Da capo

Herrschaft in Deutschland von stefan ripplinger

Als der Putzfrauensohn Servius Tullius, von der Natur begabt, von den Göttern begünstigt, 44 Jahre lang aufs glücklichste geherrscht hatte und das Herrschen leid war, wollte er seine vom Volk Roms verliehene Macht an dieses zurückgeben. So weit kam es aber nicht, denn sein Schwiegersohn stieß ihn eine Stiege hinunter, und seine Tochter ließ ihren Wagen über den Vater, der es noch bis zur Straße geschafft hatte, hinwegrollen und ihn zerquetschen.

Gerhard Schröder, von niederer Abkunft auch er, aber weitaus weniger begabt und begünstigt, hat dieses Schicksal nicht zu befürchten. Bevor ihn Fischer die Stiege hinunterstürzt und die SPD ihn überfährt, wird ihm seine Macht entrungen sein. Aber es wird ihm, anders als jenem römischen König, nachdem er abdanken musste, niemand einen Tempel errichten; es sei denn in Wolfsburg.

Er kann, wie Helmut Kohl, nur darauf hoffen, dass die Schreckensherrschaft seines Nachfolgers die eigene in einem milderen Licht erscheinen lässt. Die historische Erfahrung spricht für ihn. Denn war es denkbar, dass auf Brandt auch noch ein Schmidt, auf Schmidt aber ein Kohl folgen könnte, dessen tatsächliche Herrschaft lediglich 16 Jahre währte, im Empfinden der Prekären und Heiklen aber weitaus länger als die glücklichen 44 des Servius? Und konnte sich selbst die finsterste Phantasie ausmalen, dass nach dieser schier nicht enden wollenden Zeit des politischen und zivilisatorischen Niedergangs etwas noch viel Schlimmeres, kurz ein Schröder, über uns hereinbricht? Vielleicht die des DDR-Bürgers allein, der 22 Jahre mit Ulbricht, 18 mit Honecker verbracht hat.

Nach diesen heiteren Fragen eine ernste: Wie kann es sein, dass all diese deutschen Regenten gewählt und wiedergewählt wurden und, Ulbricht und Honecker eingeschlossen, die längste Zeit sich der prinzipiellen Zustimmung ihres Volks gewiss sein konnten? Weil es weiß, dass es immer noch schlimmer kommt? Das wäre allzu schön. Die bittere Wahrheit ist, dass jeder beliebige Bananenstaat demokratischer verfasst ist als Deutschland, dessen Mangel an Regierungskrisen, Staatsstreichen und Brutussen erschreckt, von Revolten und Revolutionen zu schweigen; Deutschland, dessen natürliche Regierungsform die große Koalition ist; Deutschland, dessen sklavische Bevölkerung vier Jahre lang über Praxisgebühren oder Lohnkürzungen jammert, nur um dann brav zur Wahlurne zu gehen und, aus dem niedersten aller Beweggründe, der Sehnsucht nach Sicherheit, dasselbe noch einmal zu bestellen. Zwar gibt es, in vier oder fünf Ausführungen, nur eine einzige Partei, aber warum gibt es nur eine einzige? Und wenn es nur eine einzige gibt, weshalb sie akklamieren? Weil der Deutsche nun einmal regiert werden will, egal wie schlecht, Hauptsache, regiert.
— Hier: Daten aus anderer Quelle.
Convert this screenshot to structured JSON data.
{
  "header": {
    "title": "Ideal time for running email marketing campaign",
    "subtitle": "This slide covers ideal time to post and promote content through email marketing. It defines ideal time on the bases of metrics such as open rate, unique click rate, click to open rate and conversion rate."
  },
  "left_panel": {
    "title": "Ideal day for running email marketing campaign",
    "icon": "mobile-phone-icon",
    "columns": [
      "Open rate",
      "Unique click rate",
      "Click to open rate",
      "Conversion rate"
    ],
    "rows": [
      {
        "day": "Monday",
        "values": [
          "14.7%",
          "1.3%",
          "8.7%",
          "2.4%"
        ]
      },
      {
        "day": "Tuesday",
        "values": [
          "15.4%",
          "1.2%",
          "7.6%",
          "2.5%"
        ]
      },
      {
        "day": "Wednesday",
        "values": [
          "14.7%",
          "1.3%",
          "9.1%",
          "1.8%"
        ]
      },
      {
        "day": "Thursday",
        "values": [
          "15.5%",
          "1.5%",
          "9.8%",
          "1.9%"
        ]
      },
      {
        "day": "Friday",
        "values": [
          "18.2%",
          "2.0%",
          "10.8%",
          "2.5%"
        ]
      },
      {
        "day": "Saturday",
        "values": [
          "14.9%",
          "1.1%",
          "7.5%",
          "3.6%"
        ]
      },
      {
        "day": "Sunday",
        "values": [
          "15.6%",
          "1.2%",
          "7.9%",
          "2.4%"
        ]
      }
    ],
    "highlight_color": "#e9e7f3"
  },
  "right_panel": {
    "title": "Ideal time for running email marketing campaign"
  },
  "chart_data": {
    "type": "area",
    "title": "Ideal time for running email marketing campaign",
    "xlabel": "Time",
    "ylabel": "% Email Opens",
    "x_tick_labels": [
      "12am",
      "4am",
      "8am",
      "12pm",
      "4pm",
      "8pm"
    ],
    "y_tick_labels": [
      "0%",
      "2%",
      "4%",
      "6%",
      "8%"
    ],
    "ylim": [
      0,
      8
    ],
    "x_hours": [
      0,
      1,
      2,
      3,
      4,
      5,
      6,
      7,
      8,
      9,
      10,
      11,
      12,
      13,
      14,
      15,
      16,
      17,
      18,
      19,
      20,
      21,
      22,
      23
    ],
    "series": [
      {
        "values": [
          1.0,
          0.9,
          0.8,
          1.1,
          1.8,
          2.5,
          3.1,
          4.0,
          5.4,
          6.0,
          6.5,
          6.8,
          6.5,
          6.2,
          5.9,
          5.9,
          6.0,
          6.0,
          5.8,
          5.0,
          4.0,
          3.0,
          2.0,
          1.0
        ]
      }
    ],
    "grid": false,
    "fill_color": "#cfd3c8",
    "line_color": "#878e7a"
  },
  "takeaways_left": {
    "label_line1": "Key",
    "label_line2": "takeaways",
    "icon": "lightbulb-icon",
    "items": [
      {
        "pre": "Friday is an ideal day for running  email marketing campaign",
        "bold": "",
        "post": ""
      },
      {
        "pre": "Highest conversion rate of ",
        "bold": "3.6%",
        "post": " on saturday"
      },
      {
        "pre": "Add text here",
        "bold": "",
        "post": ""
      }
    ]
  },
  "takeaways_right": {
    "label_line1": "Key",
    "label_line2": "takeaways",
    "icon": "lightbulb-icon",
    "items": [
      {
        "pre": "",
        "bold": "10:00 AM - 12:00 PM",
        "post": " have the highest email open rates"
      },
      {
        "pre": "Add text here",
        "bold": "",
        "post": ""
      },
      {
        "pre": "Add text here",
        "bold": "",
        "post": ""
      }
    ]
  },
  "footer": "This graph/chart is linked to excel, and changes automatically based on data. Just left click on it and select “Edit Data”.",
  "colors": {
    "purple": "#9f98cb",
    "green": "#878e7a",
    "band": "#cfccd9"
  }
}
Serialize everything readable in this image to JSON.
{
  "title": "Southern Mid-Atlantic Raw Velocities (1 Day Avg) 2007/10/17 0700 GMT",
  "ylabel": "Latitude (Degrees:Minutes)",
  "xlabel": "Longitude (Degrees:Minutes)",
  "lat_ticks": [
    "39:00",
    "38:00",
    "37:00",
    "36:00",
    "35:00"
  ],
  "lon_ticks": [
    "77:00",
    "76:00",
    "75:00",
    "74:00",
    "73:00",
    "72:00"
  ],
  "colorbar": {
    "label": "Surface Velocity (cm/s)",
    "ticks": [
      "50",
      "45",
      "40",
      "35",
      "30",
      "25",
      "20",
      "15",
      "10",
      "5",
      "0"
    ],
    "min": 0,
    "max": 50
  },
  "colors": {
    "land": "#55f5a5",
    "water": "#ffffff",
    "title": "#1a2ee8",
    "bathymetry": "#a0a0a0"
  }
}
Anstatt von kleineren Übeln zu schwadronieren, die sich, wie gesehen, leicht zu größeren auswachsen, sollte die Linke den Wahlverzicht lehren. Versprechungen verbieten sich. Als es noch den Spätkapitalismus gab, konnte sein baldiges Ende, ob mit Freuden, ob mit Schrecken, erwartet werden, aber unmerklich ging der Spät- in einen Frühkapitalismus über, der Kreis schloss sich, und nun beginnt alles wieder von vorn.